Back in the condo all is serene. Esther and the girls are still at the skating rink. Roger has wandered back to The Warming Shed. He has a girlfriend in Port Clinton, a former high-school counselee, now divorced. He will be calling her, telling her about his new Tennessee plans, adding that he wishes she were here at Snow Mountain Highlands with him and that his family could be in Rwanda. Bobbie, her name is.
A call to Jack is definitely in order.
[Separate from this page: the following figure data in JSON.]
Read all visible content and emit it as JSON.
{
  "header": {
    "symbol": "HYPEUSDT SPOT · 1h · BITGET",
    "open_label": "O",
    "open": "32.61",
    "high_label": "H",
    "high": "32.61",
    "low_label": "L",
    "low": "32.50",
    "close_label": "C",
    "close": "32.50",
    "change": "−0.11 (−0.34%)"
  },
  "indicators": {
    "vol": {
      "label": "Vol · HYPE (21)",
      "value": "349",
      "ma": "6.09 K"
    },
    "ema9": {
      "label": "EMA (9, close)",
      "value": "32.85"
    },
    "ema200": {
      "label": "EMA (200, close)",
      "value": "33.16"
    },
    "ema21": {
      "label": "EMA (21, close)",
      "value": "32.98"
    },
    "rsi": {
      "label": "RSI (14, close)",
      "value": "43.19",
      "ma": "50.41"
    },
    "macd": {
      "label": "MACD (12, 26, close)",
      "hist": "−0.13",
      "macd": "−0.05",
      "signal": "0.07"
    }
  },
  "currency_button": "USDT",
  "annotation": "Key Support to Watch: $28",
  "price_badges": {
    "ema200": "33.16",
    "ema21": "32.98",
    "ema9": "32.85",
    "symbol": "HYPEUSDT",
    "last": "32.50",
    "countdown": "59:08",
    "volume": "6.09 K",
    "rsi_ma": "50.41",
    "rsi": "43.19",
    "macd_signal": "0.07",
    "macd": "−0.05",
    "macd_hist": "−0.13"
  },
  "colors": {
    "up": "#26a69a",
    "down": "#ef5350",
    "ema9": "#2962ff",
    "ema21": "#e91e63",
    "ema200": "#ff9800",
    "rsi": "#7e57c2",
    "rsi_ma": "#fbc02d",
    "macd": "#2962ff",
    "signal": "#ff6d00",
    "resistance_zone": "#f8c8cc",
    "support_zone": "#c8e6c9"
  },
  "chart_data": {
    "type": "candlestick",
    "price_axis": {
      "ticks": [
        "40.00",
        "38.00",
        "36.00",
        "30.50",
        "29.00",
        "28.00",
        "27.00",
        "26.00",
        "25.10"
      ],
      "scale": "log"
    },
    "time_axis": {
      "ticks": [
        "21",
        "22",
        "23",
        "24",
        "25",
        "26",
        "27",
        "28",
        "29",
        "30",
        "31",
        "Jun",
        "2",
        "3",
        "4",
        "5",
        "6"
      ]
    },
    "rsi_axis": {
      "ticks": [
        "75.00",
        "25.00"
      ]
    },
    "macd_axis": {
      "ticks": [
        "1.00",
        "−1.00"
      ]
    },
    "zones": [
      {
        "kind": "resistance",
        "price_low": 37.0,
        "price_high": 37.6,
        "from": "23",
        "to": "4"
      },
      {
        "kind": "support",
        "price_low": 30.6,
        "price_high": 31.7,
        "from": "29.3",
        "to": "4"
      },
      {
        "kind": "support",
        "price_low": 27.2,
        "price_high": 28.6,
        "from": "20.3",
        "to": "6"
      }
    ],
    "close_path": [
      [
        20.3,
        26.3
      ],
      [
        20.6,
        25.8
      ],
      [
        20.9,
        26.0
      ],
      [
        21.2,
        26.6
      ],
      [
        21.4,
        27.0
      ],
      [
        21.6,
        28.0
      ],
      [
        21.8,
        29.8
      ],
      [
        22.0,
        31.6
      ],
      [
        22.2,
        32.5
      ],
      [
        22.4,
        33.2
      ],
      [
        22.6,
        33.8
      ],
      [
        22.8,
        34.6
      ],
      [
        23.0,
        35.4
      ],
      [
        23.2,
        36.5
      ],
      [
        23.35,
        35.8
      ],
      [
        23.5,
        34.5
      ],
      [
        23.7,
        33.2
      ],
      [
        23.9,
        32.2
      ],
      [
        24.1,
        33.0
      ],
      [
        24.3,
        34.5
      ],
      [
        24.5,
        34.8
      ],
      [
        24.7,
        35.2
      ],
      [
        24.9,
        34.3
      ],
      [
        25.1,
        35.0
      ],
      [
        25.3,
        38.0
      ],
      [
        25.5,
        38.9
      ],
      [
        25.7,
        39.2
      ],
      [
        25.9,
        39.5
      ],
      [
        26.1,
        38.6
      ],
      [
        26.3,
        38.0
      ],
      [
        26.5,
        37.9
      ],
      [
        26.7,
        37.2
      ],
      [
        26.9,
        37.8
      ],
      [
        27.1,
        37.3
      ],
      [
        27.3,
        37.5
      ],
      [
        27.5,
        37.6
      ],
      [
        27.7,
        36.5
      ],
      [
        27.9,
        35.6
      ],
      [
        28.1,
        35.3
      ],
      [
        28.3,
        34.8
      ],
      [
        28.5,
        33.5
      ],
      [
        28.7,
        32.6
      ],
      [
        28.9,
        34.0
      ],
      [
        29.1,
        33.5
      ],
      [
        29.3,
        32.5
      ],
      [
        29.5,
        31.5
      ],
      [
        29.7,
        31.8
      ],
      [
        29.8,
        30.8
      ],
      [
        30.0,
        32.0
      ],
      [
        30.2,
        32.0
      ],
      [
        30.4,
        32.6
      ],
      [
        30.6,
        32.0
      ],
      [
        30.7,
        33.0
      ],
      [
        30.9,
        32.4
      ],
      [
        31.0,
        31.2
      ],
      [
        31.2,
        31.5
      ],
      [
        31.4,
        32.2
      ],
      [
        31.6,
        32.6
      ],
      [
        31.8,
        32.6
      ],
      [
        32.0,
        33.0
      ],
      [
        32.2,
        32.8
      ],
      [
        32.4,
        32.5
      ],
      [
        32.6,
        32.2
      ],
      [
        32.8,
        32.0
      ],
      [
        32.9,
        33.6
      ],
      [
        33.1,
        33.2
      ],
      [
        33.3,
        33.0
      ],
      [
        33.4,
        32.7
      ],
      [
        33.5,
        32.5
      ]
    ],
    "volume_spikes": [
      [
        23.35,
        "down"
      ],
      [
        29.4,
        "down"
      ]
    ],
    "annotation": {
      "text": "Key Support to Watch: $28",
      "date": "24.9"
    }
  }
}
But first Faith decides to slide the newly trimmed rubber-tree plant nearer the window, where there’s an outlet. When she plugs in, most of the little white lights pop cheerily on. Only a few do not, and in the box are replacements. This is progress. Later, tomorrow, they can affix the star on top — her father’s favorite ritual. “Now it’s time for the star,” he’d always say. “The star of the wise men.” Her father had been a musician, a woodwind specialist. A man of talents, and of course a drunk. A specialist also in women who were not his wife. He had taught committedly at a junior college to make all their ends meet. He had wanted Faith to become a lawyer, so naturally she became one. Daisy he had no specific plans for, so naturally she became a drunk and sometime later, an energetic nymphomaniac. Eventually he died, at home. The paterfamilias. After that, but not until, her mother began to put weight on. “Well, there’s my size, of course,” was how she usually expressed it. She took it as a given: increase being the natural consequence of loss.